Il est bien entendu que l’homme, être foncièrement libertin, pousse à l’excès le goût du changement et apporte dans la pratique de l’amour une brutalité dont s’effarouche la femme, créature d’essence délicate, ô combien !… Ça n’empêche pas que le nombre des femmes trompées soit inférieur d’un bon tiers à celui des hommes cocus. Il n’y a pas que les instincts, en effet ; il y a aussi ce facteur : la possibilité de les satisfaire, et on oublie que par centaines et par centaines de milliers, les employés de ministères, de commerce, de chemins de fer, de banque, n’ont ni le moyen d’entretenir des maîtresses, ni le temps qui leur serait nécessaire pour déchaîner des passions.
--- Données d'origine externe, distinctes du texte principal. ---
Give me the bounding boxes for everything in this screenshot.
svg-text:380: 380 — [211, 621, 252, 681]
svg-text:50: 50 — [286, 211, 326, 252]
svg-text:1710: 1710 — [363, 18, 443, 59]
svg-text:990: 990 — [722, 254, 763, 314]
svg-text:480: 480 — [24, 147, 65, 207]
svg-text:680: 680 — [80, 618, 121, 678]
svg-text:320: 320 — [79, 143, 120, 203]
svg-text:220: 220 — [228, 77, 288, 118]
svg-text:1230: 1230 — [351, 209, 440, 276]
Et la réciproque n’est pas vraie. J’ai le regret d’être forcé de dire que, dans nombre de jeunes ménages choisis parmi le monde des petits fonctionnaires, le mari, qui gagne 6.000 francs, vit sur le pied de 15.000 sans s’en apercevoir.

— Chou, dit Virginie à Paul qui, avant de se rendre au bureau, trace sa raie devant l’armoire à glace, j’ai quelque chose à te demander. Je me trouve un peu à court ; pourrais-tu, sans te gêner, me faire une petite avance ?… Oh ! pas grosse !… Une trentaine de francs ; de quoi atteindre la fin du mois.
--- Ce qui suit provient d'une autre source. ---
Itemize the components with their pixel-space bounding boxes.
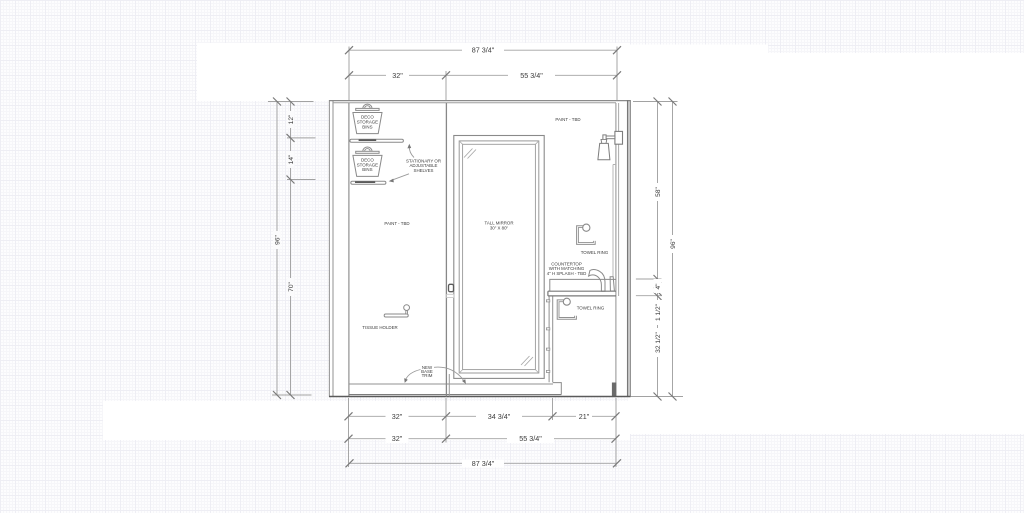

— Comment, une avance, fait Paul. Nous ne sommes qu’au 28 et tu n’as plus le sou ! Qu’est-ce que tu fais de ton argent ?

Il s’étonne, et il en a le droit. Ce mois-ci encore, comme chaque mois depuis trois mois qu’ils sont mariés, il lui a fidèlement versé la totalité ou presque de ce qu’il touche, gardant pour lui une maigre somme de 60 francs : les deux francs par jour nécessaires à ses frais de journaux, de tabac, d’apéritif et de métro. Il veut se fâcher, et il le ferait, si son cœur ne se prenait de pitié, à l’apercevoir dans la glace, grosse comme deux liards de beurre, menue, menue, menue, toute petite fille avec ses pauvres yeux craintifs qui regardent ses pauvres petits doigts tripoter de grosses confusions.

— Gamine, va ! Tête sans cervelle !

Toute sa mauvaise humeur avorte dans une tendresse attendrie.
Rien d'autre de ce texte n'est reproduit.